McKay’s comments come ahead of the April 19 budget and as the COVID-19 pandemic continues.
After a year of job losses, business closures, extreme pressure on health care, and rent and unemployment relief programs, many are expecting the government to dig even deeper into its coffers to ensure Canada bounces back.
McKay recommended the government use a strategy from his basketball coaching days: “read and react.” That means preparing to act when needed but behaving more cautiously in the meantime.
He believes that approach is best because interest rates are at historic lows, with $220 billion of cash on consumers balance sheets and even more on commercial sheets.
Those factors provide significant fiscal and monetary stimulus already, he said, but if the government avoids a huge spend now, it will be able to jump in quickly if the rebound doesn’t materialize.
McKay also had advice for how the country could handle the overheating real estate market, which has seen sales soar during the pandemic and average prices in many housing categories top $1 million in Toronto and Vancouver.
Supply, however, has not kept up with demand.
Often monetary policy is used to quell the imbalance and make servicing a larger home and mortgage more expensive, but McKay said in a pandemic, that’s not really an option.
He, instead, floated increasing the qualifying rate used for mortgages — a measure the federal bank regulator proposed Thursday afternoon.
“If you were to increase that in the short term, that would put pressure on people overstretching to service a larger home with a low interest rate (and) that would take some of those buyers that require a large down payment out of the marketplace.”
While there has been talk of taxing capital gains on the sale of owner-occupied principal residences, McKay called the concept “politically unacceptable” and “bad policy” and said it doesn’t make economic sense.
He recommended the country instead listen to what homebuyers want and plan for immigration, which will pick up whenever pandemic-induced travel restrictions are lifted.
“Some action will be necessary to cool this in the short term,” he said, but modest measures would likely suffice. “We don’t have to overreact to this.
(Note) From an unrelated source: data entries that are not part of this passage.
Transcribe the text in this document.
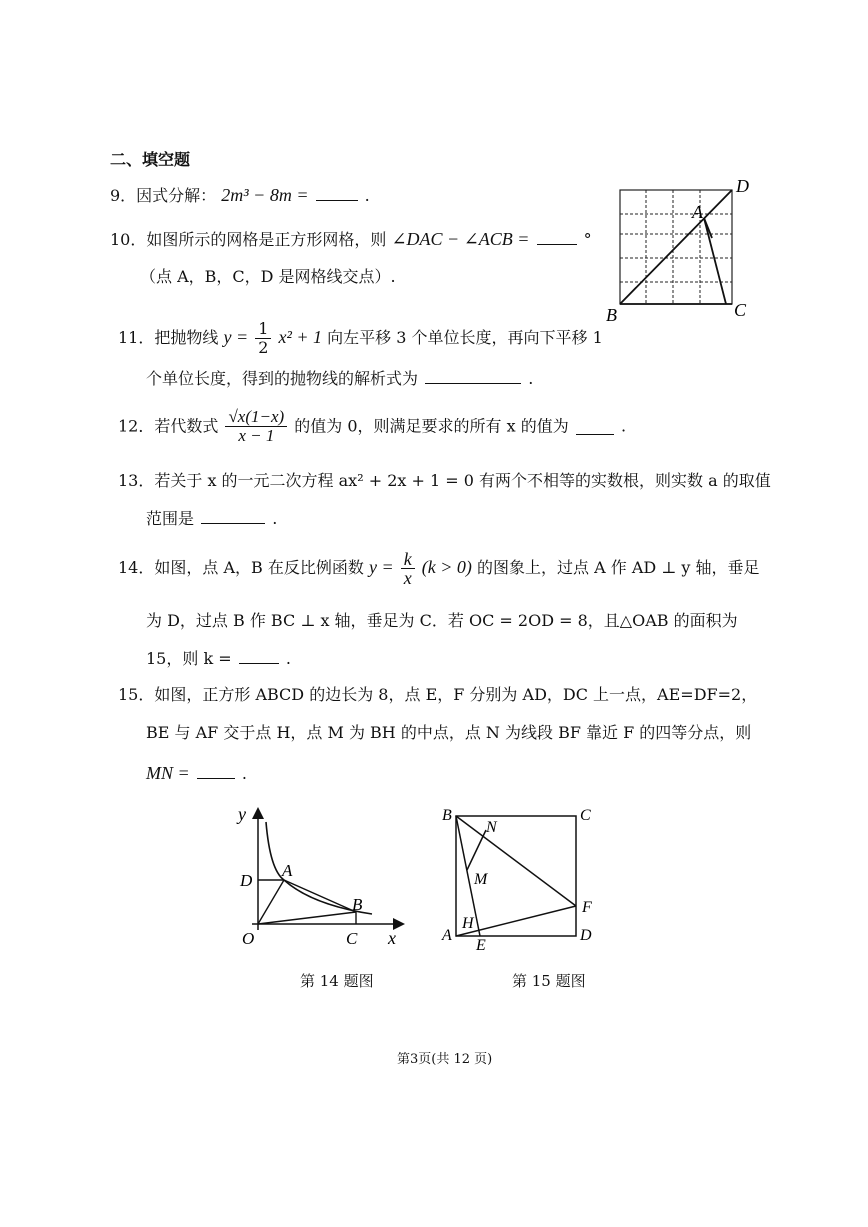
二、填空题
9．因式分解： 2m³ − 8m =	.
10．如图所示的网格是正方形网格，则 ∠DAC − ∠ACB =	°
（点 A，B，C，D 是网格线交点）.
D
A
B	C
11．把抛物线 $y = \frac{1}{2} x^2 + 1$ 向左平移 3 个单位长度，再向下平移 1
个单位长度，得到的抛物线的解析式为	.
12．若代数式 $\frac{√x(1-x)}{x - 1}$ 的值为 0，则满足要求的所有 x 的值为	.
13．若关于 x 的一元二次方程 ax² + 2x + 1 = 0 有两个不相等的实数根，则实数 a 的取值
范围是	.
14．如图，点 A，B 在反比例函数 $y = \frac{k}{x} (k > 0)$ 的图象上，过点 A 作 AD ⊥ y 轴，垂足
为 D，过点 B 作 BC ⊥ x 轴，垂足为 C．若 OC = 2OD = 8，且△OAB 的面积为
15，则 k =	.
15．如图，正方形 ABCD 的边长为 8，点 E，F 分别为 AD，DC 上一点，AE=DF=2，
BE 与 AF 交于点 H，点 M 为 BH 的中点，点 N 为线段 BF 靠近 F 的四等分点，则
MN =	.
y
D
A
B
O	C x
第 14 题图
B	C
N
M
F
H
A
E
D
第 15 题图
第3页(共 12 页)
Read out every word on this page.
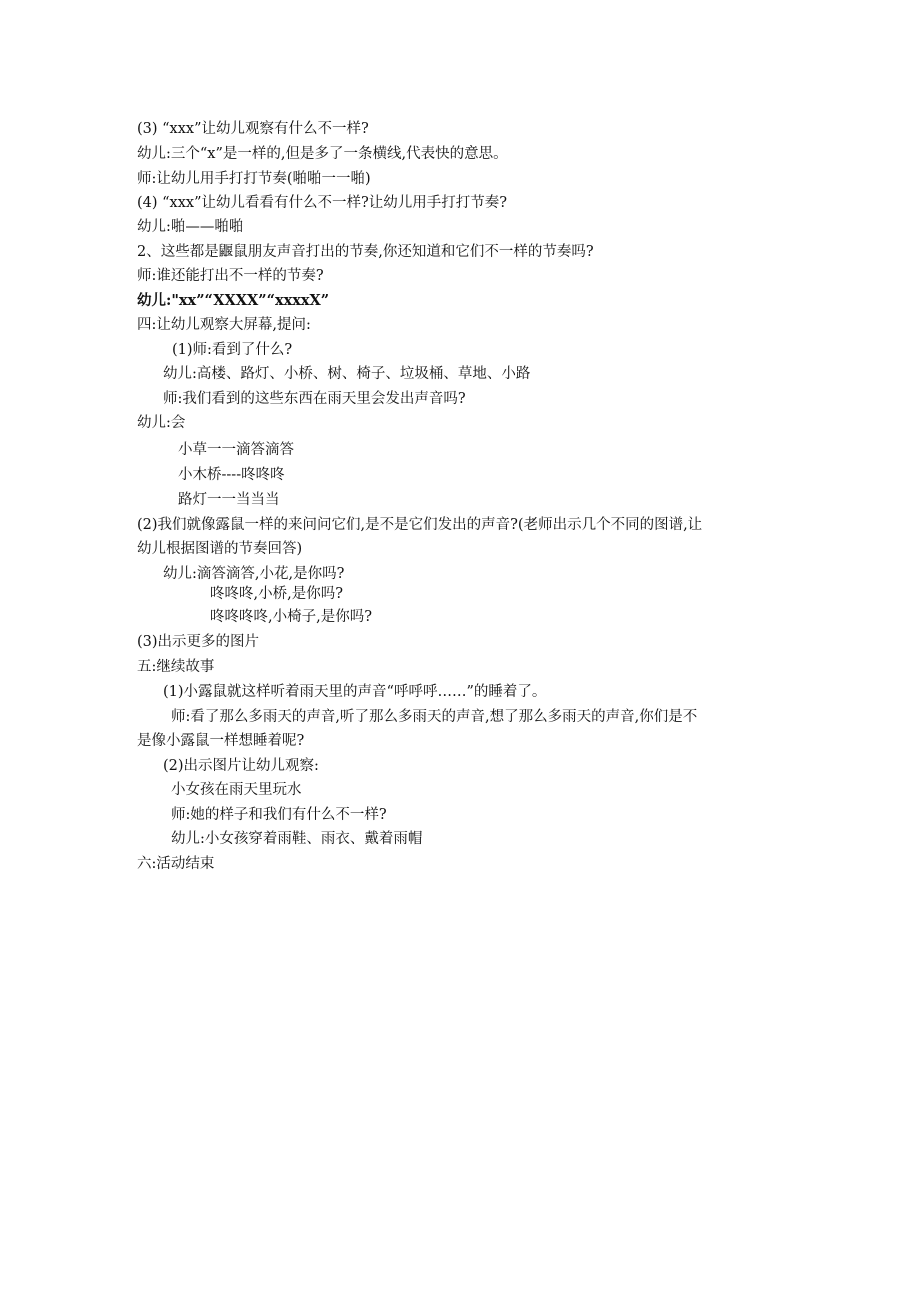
(3) “xxx”让幼儿观察有什么不一样?
幼儿:三个“x”是一样的,但是多了一条横线,代表快的意思。
师:让幼儿用手打打节奏(啪啪一一啪)
(4) “xxx”让幼儿看看有什么不一样?让幼儿用手打打节奏?
幼儿:啪——啪啪
2、这些都是鼴鼠朋友声音打出的节奏,你还知道和它们不一样的节奏吗?
师:谁还能打出不一样的节奏?
幼儿:"xx”“XXXX”“xxxxX”
四:让幼儿观察大屏幕,提问:
(1)师:看到了什么?
幼儿:高楼、路灯、小桥、树、椅子、垃圾桶、草地、小路
师:我们看到的这些东西在雨天里会发出声音吗?
幼儿:会
小草一一滴答滴答
小木桥----咚咚咚
路灯一一当当当
(2)我们就像露鼠一样的来问问它们,是不是它们发出的声音?(老师出示几个不同的图谱,让
幼儿根据图谱的节奏回答)
幼儿:滴答滴答,小花,是你吗?
咚咚咚,小桥,是你吗?
咚咚咚咚,小椅子,是你吗?
(3)出示更多的图片
五:继续故事
(1)小露鼠就这样听着雨天里的声音“呼呼呼……”的睡着了。
师:看了那么多雨天的声音,听了那么多雨天的声音,想了那么多雨天的声音,你们是不
是像小露鼠一样想睡着呢?
(2)出示图片让幼儿观察:
小女孩在雨天里玩水
师:她的样子和我们有什么不一样?
幼儿:小女孩穿着雨鞋、雨衣、戴着雨帽
六:活动结束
We can tweak some of our policies and try to slow down demand while supply catches up.”
McKay commented on housing and the budget just after wrapping his bank’s annual general meeting, which was held virtually for the second year in a row because of the health crisis.
He focused much of his speech on pushing for society to become more “inclusive, fairer and sustainable” by addressing climate change, inequities that hold people back, the future of work and the digital economy.
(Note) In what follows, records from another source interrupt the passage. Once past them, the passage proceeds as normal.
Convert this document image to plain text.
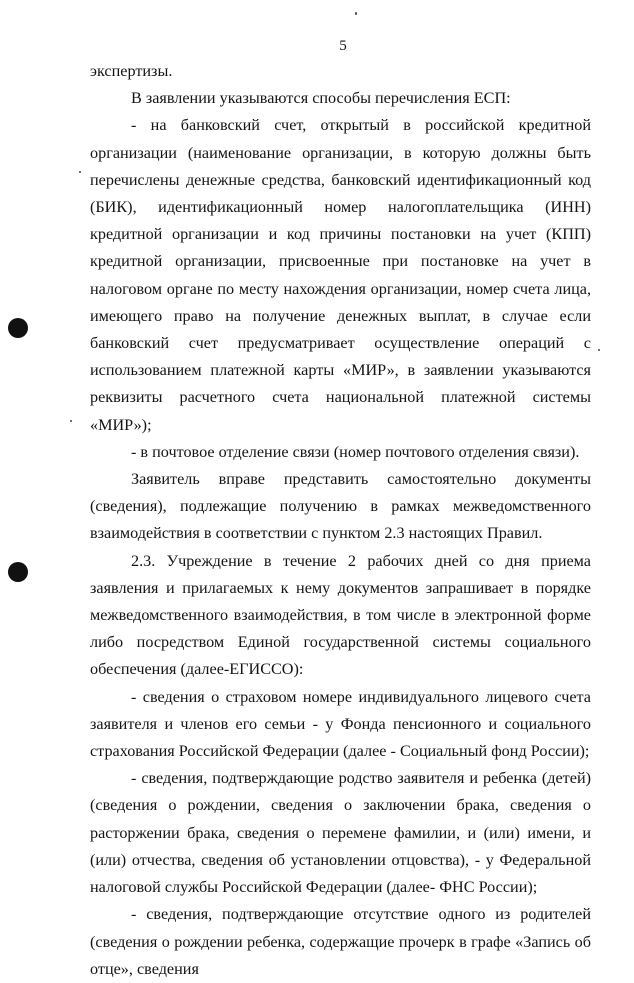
5

экспертизы.

В заявлении указываются способы перечисления ЕСП:

- на банковский счет, открытый в российской кредитной организации (наименование организации, в которую должны быть перечислены денежные средства, банковский идентификационный код (БИК), идентификационный номер налогоплательщика (ИНН) кредитной организации и код причины постановки на учет (КПП) кредитной организации, присвоенные при постановке на учет в налоговом органе по месту нахождения организации, номер счета лица, имеющего право на получение денежных выплат, в случае если банковский счет предусматривает осуществление операций с использованием платежной карты «МИР», в заявлении указываются реквизиты расчетного счета национальной платежной системы «МИР»);

- в почтовое отделение связи (номер почтового отделения связи).

Заявитель вправе представить самостоятельно документы (сведения), подлежащие получению в рамках межведомственного взаимодействия в соответствии с пунктом 2.3 настоящих Правил.

2.3. Учреждение в течение 2 рабочих дней со дня приема заявления и прилагаемых к нему документов запрашивает в порядке межведомственного взаимодействия, в том числе в электронной форме либо посредством Единой государственной системы социального обеспечения (далее-ЕГИССО):

- сведения о страховом номере индивидуального лицевого счета заявителя и членов его семьи - у Фонда пенсионного и социального страхования Российской Федерации (далее - Социальный фонд России);

- сведения, подтверждающие родство заявителя и ребенка (детей) (сведения о рождении, сведения о заключении брака, сведения о расторжении брака, сведения о перемене фамилии, и (или) имени, и (или) отчества, сведения об установлении отцовства), - у Федеральной налоговой службы Российской Федерации (далее- ФНС России);

- сведения, подтверждающие отсутствие одного из родителей (сведения о рождении ребенка, содержащие прочерк в графе «Запись об отце», сведения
The bank received a shareholder proposal requesting it adopt companywide, quantitative, time-bound targets for reducing greenhouse gas emissions, but 68% of those at the AGM voted against it.
Amelia Meister, the senior campaigner at non-profit SumofUs who spoke in favour of the proposal, was disappointed with the outcome.
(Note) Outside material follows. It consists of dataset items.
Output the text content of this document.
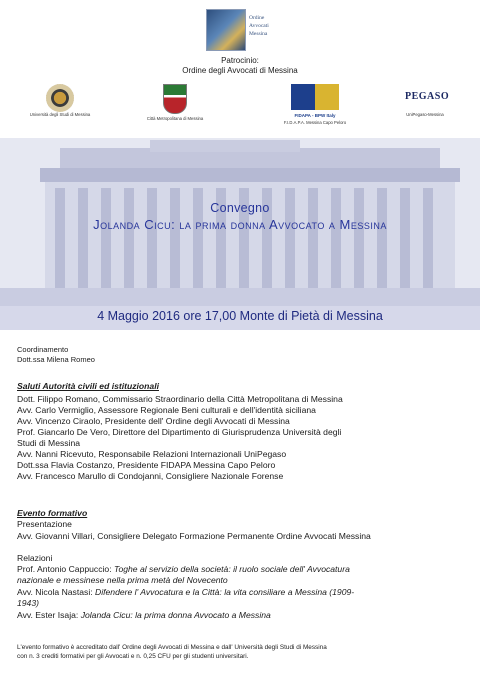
Ordine
Avvocati
Messina
Patrocinio:
Ordine degli Avvocati di Messina
Università degli Studi di Messina
Città Metropolitana di Messina
FIDAPA - BPW Italy
F.I.D.A.P.A. Messina Capo Peloro
PEGASO
UniPegaso-Messina
Convegno
Jolanda Cicu: la prima donna Avvocato a Messina
4 Maggio 2016 ore 17,00 Monte di Pietà di Messina
Coordinamento
Dott.ssa Milena Romeo
Saluti Autorità civili ed istituzionali
Dott. Filippo Romano, Commissario Straordinario della Città Metropolitana di Messina
Avv. Carlo Vermiglio, Assessore Regionale Beni culturali e dell'identità siciliana
Avv. Vincenzo Ciraolo, Presidente dell' Ordine degli Avvocati di Messina
Prof. Giancarlo De Vero, Direttore del Dipartimento di Giurisprudenza Università degli
Studi di Messina
Avv. Nanni Ricevuto, Responsabile Relazioni Internazionali UniPegaso
Dott.ssa Flavia Costanzo, Presidente FIDAPA Messina Capo Peloro
Avv. Francesco Marullo di Condojanni, Consigliere Nazionale Forense
Evento formativo
Presentazione
Avv. Giovanni Villari, Consigliere Delegato Formazione Permanente Ordine Avvocati Messina
Relazioni
Prof. Antonio Cappuccio: Toghe al servizio della società: il ruolo sociale dell' Avvocatura
nazionale e messinese nella prima metà del Novecento
Avv. Nicola Nastasi: Difendere l' Avvocatura e la Città: la vita consiliare a Messina (1909-
1943)
Avv. Ester Isaja: Jolanda Cicu: la prima donna Avvocato a Messina
L'evento formativo è accreditato dall' Ordine degli Avvocati di Messina e dall' Università degli Studi di Messina
con n. 3 crediti formativi per gli Avvocati e n. 0,25 CFU per gli studenti universitari.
“If they are serious about tackling climate change, the bank must urgently set short and medium-term targets to reduce financed emissions,” she said in an email to The Canadian Press.
“Without these interim targets in place … RBC’s 2050 pledge isn’t worth the paper it’s written on.”
The pledge she referred to involves a commitment to boost RBC’s sustainable financing target to $500 billion by 2025 and achieve net-zero emissions by 2050.
McKay also used the AGM to commit to ensuring Black, Indigenous or persons of colour make up 40% of the 1,400 students RBC will hire this summer.
The move builds on RBC’s promise to ensure members of these communities amount to at least 30% of RBC’s executive appointments.
In 2019, 1.3% of RBC’s employees based in Canada identified as Indigenous, while 37% were minorities — defined by the bank as people who are non-Indigenous and non-Caucasian in race or non-white in colour.
Minorities made up 19% of the bank’s executives and 39% of those in middle management or more senior jobs that year.
By 2020, Black, Indigenous and people of colour made up 23% of executive appointments.
“The pandemic exposed, and in some cases, widened inequities that hold people down and communities back,” said McKay. “Our society has a moral obligation and an economic imperative to bring everybody forward collectively and inclusively.”